UNITED NATIONS, May 3 (UPI) -- Members of the U.N. Security Council are ready to consider Chapter VII sanctions unless Sudan and South Sudan address security concerns, an envoy said.
The Security Council passed a resolution by a unanimous vote that calls on Sudan and South Sudan to stop fighting and return to the negotiating table within two weeks.
Tensions escalated last month when forces from South Sudan seized oil fields in Heglig across the ill-defined border separating it from Sudan. Ongoing territorial disputes, ethnic rivalries and conflicts over oil are pushing both sides to the brink of war.
U.S. Ambassador to the United Nations Susan Rice said it was "essential" that both sides return to the negotiating table under the auspices of an African Union peace panel.
"This is ultimately the only way that further conflict can be avoided," she said in a statement.
If both sides refuse, she said, members of the Security Council are "united" in their determination to hold both sides accountable.
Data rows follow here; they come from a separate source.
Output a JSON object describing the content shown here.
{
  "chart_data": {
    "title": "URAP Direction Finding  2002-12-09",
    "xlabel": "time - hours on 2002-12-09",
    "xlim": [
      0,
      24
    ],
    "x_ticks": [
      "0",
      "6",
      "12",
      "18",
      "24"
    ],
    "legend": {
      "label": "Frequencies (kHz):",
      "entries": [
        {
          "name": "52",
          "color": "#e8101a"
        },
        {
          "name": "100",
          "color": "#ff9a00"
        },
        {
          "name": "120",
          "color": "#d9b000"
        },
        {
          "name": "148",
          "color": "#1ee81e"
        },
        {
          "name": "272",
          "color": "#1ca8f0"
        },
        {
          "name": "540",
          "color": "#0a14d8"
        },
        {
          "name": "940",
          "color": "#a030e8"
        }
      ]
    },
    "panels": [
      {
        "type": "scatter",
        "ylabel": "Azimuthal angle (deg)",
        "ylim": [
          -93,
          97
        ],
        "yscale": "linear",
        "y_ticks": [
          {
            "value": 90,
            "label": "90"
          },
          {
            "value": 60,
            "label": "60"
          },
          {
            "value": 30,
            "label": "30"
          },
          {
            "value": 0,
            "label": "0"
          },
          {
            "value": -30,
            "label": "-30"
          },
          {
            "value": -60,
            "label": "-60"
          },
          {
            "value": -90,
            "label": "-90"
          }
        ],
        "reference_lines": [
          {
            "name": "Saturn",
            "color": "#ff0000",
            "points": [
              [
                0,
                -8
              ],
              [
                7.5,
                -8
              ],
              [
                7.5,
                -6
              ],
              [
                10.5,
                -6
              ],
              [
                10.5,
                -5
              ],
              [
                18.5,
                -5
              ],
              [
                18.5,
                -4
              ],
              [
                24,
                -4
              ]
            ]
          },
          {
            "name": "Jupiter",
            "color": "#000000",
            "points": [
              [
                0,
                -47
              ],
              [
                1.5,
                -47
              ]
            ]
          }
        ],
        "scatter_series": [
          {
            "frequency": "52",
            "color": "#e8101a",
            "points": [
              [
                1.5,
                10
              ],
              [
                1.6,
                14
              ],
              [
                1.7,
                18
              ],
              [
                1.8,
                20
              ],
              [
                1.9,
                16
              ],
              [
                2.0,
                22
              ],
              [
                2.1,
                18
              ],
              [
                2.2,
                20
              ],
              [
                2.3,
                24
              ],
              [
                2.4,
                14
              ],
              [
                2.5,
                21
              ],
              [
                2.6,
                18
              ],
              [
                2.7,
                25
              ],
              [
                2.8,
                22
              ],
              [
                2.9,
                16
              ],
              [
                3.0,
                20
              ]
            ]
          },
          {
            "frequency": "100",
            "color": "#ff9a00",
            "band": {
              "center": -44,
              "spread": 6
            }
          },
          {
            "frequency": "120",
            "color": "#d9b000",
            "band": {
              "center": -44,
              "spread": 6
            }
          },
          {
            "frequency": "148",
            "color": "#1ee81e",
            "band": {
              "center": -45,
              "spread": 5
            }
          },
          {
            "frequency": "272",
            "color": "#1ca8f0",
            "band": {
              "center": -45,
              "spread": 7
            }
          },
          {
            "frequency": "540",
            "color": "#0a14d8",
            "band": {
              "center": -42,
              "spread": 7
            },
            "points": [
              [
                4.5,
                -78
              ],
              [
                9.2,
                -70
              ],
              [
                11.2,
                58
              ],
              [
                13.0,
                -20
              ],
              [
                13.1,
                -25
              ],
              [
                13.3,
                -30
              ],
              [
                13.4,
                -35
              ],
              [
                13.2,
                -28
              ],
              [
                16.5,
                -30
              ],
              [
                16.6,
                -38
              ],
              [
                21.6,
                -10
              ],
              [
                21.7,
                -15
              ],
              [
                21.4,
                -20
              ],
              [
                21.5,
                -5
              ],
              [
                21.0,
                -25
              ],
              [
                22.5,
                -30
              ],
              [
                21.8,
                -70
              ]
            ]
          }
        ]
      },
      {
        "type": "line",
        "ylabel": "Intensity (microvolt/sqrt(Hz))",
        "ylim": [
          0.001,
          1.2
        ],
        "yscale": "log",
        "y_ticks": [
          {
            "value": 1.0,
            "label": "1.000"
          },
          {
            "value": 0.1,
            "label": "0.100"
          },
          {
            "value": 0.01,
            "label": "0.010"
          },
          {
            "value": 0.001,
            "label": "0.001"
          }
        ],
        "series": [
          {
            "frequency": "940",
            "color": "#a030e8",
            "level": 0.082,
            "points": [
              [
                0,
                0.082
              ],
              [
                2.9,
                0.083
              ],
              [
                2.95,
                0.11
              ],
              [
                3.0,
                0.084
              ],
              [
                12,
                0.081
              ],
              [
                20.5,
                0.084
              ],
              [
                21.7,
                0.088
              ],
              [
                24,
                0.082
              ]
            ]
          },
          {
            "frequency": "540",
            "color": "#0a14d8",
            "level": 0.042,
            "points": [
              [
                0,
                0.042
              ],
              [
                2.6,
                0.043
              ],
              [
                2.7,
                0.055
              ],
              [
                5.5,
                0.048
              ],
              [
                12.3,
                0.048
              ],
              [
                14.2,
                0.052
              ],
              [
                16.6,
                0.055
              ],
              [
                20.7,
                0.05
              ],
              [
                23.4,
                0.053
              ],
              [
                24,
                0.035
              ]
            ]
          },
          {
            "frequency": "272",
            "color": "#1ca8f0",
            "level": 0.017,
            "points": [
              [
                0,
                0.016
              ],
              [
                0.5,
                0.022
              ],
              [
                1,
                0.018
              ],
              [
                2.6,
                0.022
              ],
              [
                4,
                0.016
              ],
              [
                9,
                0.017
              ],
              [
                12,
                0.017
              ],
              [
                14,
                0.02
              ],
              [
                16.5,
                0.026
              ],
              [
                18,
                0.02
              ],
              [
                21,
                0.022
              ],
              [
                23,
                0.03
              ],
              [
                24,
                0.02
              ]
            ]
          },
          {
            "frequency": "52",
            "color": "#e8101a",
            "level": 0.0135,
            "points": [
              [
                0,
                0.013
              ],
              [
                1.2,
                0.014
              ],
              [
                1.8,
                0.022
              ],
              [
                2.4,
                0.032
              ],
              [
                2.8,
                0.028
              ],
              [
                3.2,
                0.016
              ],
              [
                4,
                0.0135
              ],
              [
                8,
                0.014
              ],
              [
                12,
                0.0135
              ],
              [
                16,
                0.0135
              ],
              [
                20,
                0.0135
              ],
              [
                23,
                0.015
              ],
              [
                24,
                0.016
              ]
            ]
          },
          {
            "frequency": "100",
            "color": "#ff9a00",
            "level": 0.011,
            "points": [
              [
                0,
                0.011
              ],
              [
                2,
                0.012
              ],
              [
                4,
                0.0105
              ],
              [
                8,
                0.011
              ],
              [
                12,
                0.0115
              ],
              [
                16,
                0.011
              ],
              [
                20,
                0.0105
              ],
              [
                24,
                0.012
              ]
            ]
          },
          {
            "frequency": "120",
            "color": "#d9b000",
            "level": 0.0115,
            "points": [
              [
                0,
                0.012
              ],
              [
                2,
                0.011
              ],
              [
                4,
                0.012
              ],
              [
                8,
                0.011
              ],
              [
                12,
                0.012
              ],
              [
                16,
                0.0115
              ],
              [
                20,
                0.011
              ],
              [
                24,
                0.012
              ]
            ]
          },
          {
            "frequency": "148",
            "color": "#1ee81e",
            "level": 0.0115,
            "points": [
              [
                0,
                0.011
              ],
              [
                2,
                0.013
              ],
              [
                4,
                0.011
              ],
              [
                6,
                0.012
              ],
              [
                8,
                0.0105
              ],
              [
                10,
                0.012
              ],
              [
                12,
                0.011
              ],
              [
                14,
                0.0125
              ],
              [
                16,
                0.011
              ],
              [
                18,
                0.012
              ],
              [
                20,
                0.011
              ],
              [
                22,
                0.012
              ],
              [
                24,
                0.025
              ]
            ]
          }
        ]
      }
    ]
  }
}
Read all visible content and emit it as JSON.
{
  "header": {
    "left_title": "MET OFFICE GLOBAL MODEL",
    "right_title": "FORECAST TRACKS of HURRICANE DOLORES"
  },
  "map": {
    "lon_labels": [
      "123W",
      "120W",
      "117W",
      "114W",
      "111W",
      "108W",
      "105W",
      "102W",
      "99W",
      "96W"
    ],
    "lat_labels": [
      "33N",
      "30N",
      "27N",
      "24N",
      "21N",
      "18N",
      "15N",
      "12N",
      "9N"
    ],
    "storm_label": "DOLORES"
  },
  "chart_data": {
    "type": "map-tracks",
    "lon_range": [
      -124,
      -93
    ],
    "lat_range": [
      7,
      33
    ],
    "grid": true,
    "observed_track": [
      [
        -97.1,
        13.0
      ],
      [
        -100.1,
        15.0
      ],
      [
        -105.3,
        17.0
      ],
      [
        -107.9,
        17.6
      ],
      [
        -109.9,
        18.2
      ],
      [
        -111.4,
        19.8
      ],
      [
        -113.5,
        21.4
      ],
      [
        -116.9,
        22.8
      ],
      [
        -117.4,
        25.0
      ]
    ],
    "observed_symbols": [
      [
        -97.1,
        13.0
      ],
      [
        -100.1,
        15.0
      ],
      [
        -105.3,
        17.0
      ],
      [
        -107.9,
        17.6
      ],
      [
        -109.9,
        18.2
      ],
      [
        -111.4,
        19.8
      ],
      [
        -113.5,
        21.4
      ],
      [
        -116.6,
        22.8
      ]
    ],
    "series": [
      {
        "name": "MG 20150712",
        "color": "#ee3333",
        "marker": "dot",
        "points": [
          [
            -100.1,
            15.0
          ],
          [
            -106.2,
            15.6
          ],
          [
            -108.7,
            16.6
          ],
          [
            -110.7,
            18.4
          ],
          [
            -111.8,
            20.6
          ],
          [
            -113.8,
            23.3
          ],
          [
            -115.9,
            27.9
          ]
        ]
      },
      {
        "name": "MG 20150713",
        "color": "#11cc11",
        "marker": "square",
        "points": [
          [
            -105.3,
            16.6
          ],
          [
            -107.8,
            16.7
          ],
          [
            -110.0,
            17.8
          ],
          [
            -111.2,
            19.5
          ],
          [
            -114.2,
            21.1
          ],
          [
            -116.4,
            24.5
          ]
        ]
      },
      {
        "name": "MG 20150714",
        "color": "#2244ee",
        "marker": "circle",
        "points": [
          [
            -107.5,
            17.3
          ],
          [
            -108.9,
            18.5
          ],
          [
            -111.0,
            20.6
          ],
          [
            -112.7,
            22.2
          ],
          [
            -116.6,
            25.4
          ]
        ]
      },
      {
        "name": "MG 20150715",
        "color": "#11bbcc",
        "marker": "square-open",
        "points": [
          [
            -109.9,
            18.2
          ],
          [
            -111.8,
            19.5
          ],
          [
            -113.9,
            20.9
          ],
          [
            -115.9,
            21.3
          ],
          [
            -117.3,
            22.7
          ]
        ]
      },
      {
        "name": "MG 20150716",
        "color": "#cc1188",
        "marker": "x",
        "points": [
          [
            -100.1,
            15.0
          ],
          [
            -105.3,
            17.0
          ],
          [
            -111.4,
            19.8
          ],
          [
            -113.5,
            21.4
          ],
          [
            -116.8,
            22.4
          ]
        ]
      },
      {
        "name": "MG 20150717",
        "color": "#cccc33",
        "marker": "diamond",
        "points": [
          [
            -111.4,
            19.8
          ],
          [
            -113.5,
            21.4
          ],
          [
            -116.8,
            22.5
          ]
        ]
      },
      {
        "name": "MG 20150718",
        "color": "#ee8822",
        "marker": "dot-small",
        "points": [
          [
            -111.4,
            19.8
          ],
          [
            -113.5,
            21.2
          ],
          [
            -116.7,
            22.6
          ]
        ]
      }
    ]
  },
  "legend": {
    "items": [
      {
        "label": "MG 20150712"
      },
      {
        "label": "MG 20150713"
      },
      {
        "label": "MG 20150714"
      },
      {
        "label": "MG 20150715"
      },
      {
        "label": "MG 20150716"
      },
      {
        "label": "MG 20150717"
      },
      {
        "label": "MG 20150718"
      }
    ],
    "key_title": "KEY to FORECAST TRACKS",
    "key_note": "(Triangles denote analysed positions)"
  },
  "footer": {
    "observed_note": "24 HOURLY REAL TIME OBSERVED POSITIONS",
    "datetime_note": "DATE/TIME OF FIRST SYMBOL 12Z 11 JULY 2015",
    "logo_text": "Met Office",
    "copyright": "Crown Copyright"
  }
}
This may include Chapter VII sanctions, which authorize the use of force.
South Sudan last year gained independence as part of a 2005 agreement that ended one of the bloodiest conflicts since World War II.
"This conflict did not begin last week or last month or even last year," said Rice. "The tensions underlying this conflict have long roots, most recently in the unresolved issues of the comprehensive peace agreement."